In the 2012 parliamentary election he was elected as a People's Deputy of Ukraine of the 7th convocation in electoral district No. 147 as a non-party candidate with a result of 43.32%. In this connection, he prematurely terminated his duties as a deputy of the regional council. In December 2012, he joined the pro-Russian Party of Regions faction and became a member of the Committee of the Verkhovna Rada of Ukraine on Agrarian Policy and Land Relations.

In the 2014 parliamentary election he was elected as a People's Deputy of Ukraine for single-mandate electoral district No. 147 as a self-nominator. He won 21.19% of the vote.

In the 2019 parliamentary election, he was elected a People's Deputy for the 147th electoral district for the third time with 37.79% of the vote.

In the Parliament of the seventh and eighth convocations, he was a member of the VRU Committee on Agrarian Policy and Land Relations.

In May 2016, he was appointed Chairman of the Subcommittee on Land Relations of the Committee of the Verkhovna Rada of Ukraine on Agrarian policy and Land Relations.

In the Parliament of the ninth convocation he joined the Committee on Finance, Tax and Customs Policy.

In various years he was a member of groups on inter-parliamentary relations with the Czech Republic (2019), Hungary (2020), the United Arab Emirates, China (2020), Romania (2020), and Tunisia (2021).

Kulinich was the head of the Dovira parliamentary group.

On 26 December 2018, the Russian Federation included Kulinich in the sanctions list.

== Legislative activity ==
He is the author of several laws and draft laws:

- Law on granting powers to notaries to register land lease rights
- Law on land auctions
- Law on Lands of Deceased Heritage
- Law on Land Consolidation

He was the author and co-author of laws on deregulation in the agro-industrial sector, on requirements for organic production, on the transfer of part of the rent from oil and gas production to local budgets, a number of laws aimed at supporting farming, harmonization of Ukrainian legislation with EU legislation, optimization of tax legislation, safety and quality food products.

== Ratings ==
As of 8 February 2017, he submitted the largest number of amendments that were approved by the Agrarian Committee.

In the 8th session of the Verkhovna Rada, Kulinich took 8th place among the ten most effective deputies. He initiated 2 of his own draft laws and 4 co-authored ones, which were adopted.

In the ranking of the 100 most influential Ukrainians of 2020, according to Focus magazine, he was in 25th place.

According to the analysis of the work of the Parliament in 2020 by the civil network "Opora", Kulinich demonstrated the highest indicators of participation in the votes of the council.

== Criticism ==
In past convocations of the Verkhovna Rada, he was seen several times for impersonal voting.
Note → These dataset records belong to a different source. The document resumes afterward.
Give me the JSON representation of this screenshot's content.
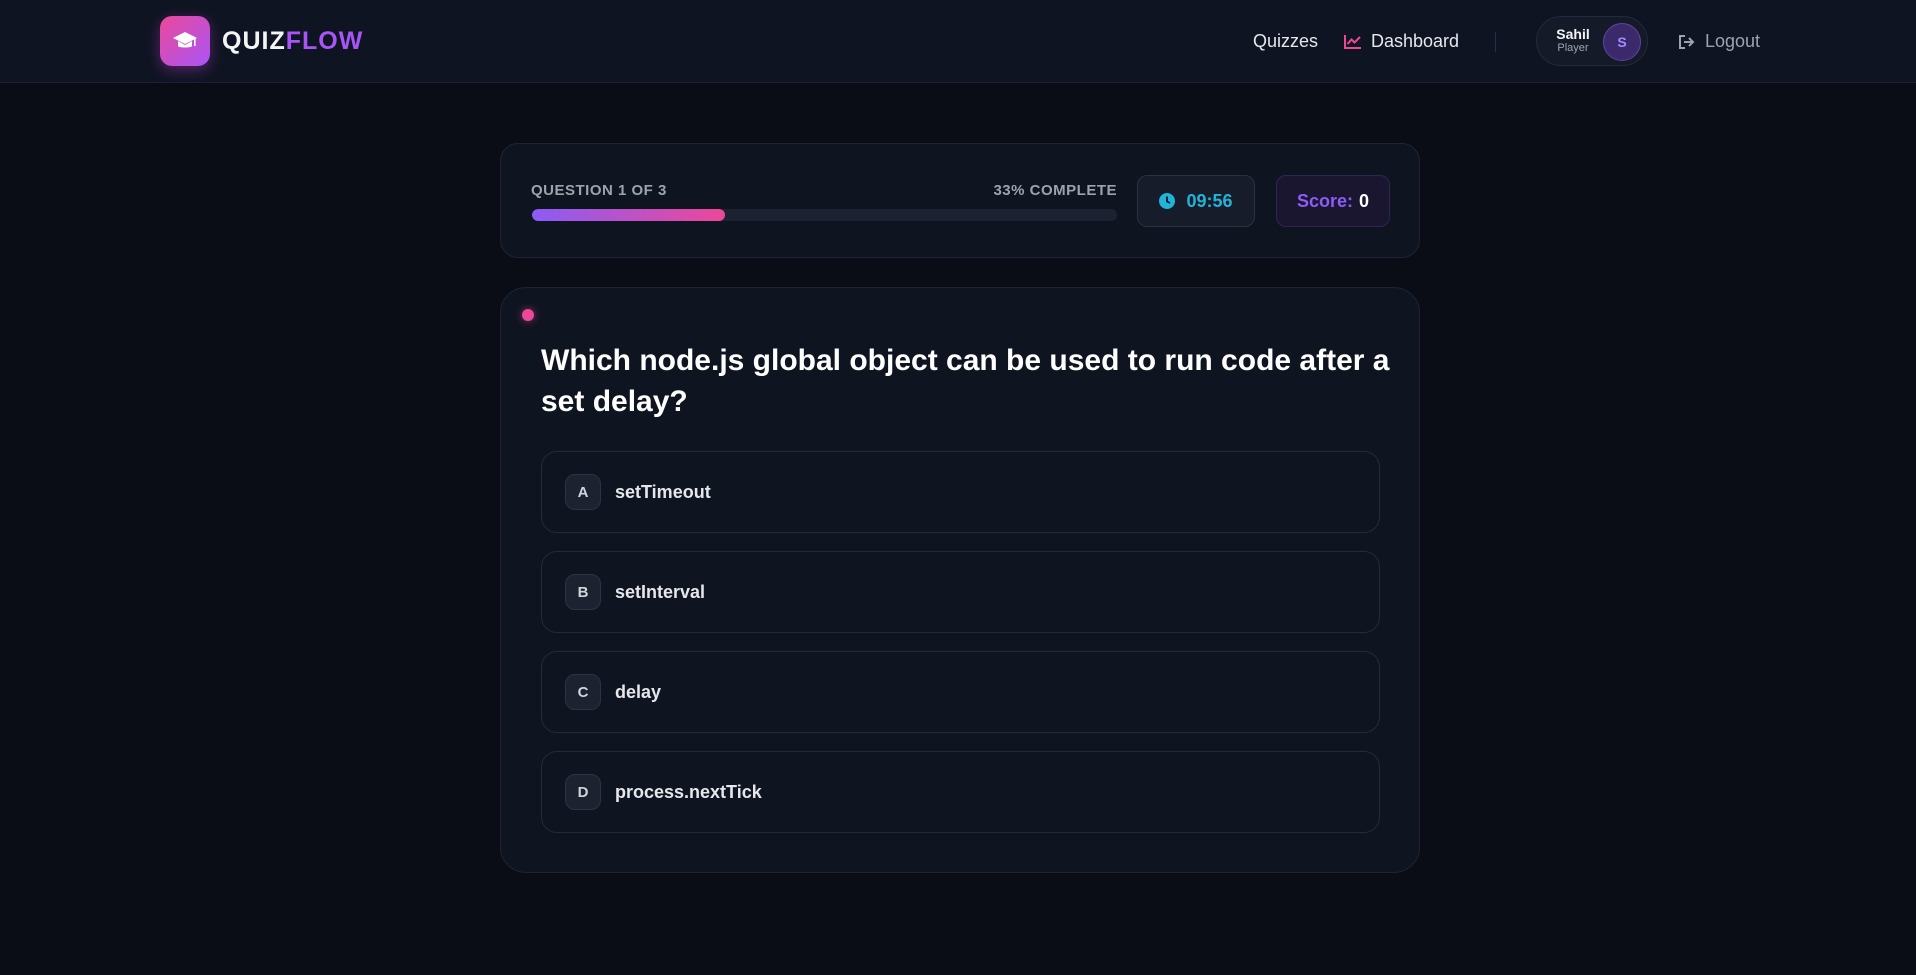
{
  "brand": {
    "part1": "QUIZ",
    "part2": "FLOW",
    "logo_icon": "graduation-cap-icon"
  },
  "nav": {
    "quizzes": "Quizzes",
    "dashboard": "Dashboard",
    "dashboard_icon": "line-chart-icon",
    "logout": "Logout",
    "logout_icon": "sign-out-icon"
  },
  "user": {
    "name": "Sahil",
    "role": "Player",
    "initial": "S"
  },
  "progress": {
    "counter": "QUESTION 1 OF 3",
    "complete": "33% COMPLETE",
    "percent": 33,
    "timer": "09:56",
    "score_label": "Score:",
    "score_value": "0"
  },
  "question": {
    "text": "Which node.js global object can be used to run code after a set delay?",
    "options": [
      {
        "letter": "A",
        "label": "setTimeout"
      },
      {
        "letter": "B",
        "label": "setInterval"
      },
      {
        "letter": "C",
        "label": "delay"
      },
      {
        "letter": "D",
        "label": "process.nextTick"
      }
    ]
  },
  "colors": {
    "accent_purple": "#a855f7",
    "accent_pink": "#ec4899",
    "timer_cyan": "#22b3d8",
    "background": "#0a0d15"
  }
}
He was one of the 59 deputies who signed the petition, on the basis of which the Constitutional Court of Ukraine canceled the article of the Criminal Code of Ukraine on illegal enrichment, which obliged civil servants to give explanations about the sources of their income and the income of their family members. Criminal liability for illegal enrichment was introduced in Ukraine in 2015. This was one of the requirements of the EU for the implementation of the Visa Liberalization Action Plan, as well as one of Ukraine's obligations to the IMF, established by a memorandum.
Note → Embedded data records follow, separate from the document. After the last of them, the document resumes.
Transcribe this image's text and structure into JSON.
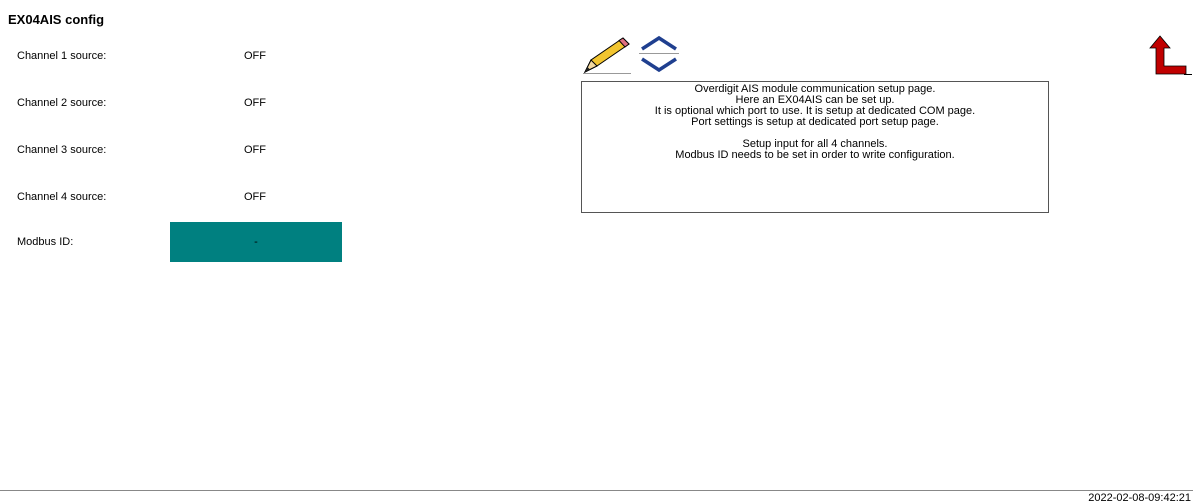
{
  "header": {
    "title": "EX04AIS config"
  },
  "channels": [
    {
      "label": "Channel 1 source:",
      "value": "OFF"
    },
    {
      "label": "Channel 2 source:",
      "value": "OFF"
    },
    {
      "label": "Channel 3 source:",
      "value": "OFF"
    },
    {
      "label": "Channel 4 source:",
      "value": "OFF"
    }
  ],
  "modbus": {
    "label": "Modbus ID:",
    "value": "-",
    "color": "#008080"
  },
  "info": {
    "lines": [
      "Overdigit AIS module communication setup page.",
      "Here an EX04AIS can be set up.",
      "It is optional which port to use. It is setup at dedicated COM page.",
      "Port settings is setup at dedicated port setup page.",
      "",
      "Setup input for all 4 channels.",
      "Modbus ID needs to be set in order to write configuration."
    ]
  },
  "icons": {
    "edit": "pencil-icon",
    "scroll_up": "chevron-up-icon",
    "scroll_down": "chevron-down-icon",
    "back": "return-arrow-icon",
    "accent_blue": "#1f3f8f",
    "back_red": "#c00000"
  },
  "footer": {
    "timestamp": "2022-02-08-09:42:21"
  }
}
With the assistance of Kulinich, a free concert of the band "TiK" took place in the village of Dykanka, Poltava region, during the election campaign to the Verkhovna Rada. During the election campaign, Kulinich opened 15 playgrounds on the territory of the 147th electoral district (Poltava region), built at his own expense.

He was mentioned in the list of deputies who did not enter information about their own business in the declarations for 2014.

== Charity ==
Kulinich financed a program that installed over 200 playgrounds in various settlements.

== Personal life ==
Kulinich is married and has one daughter.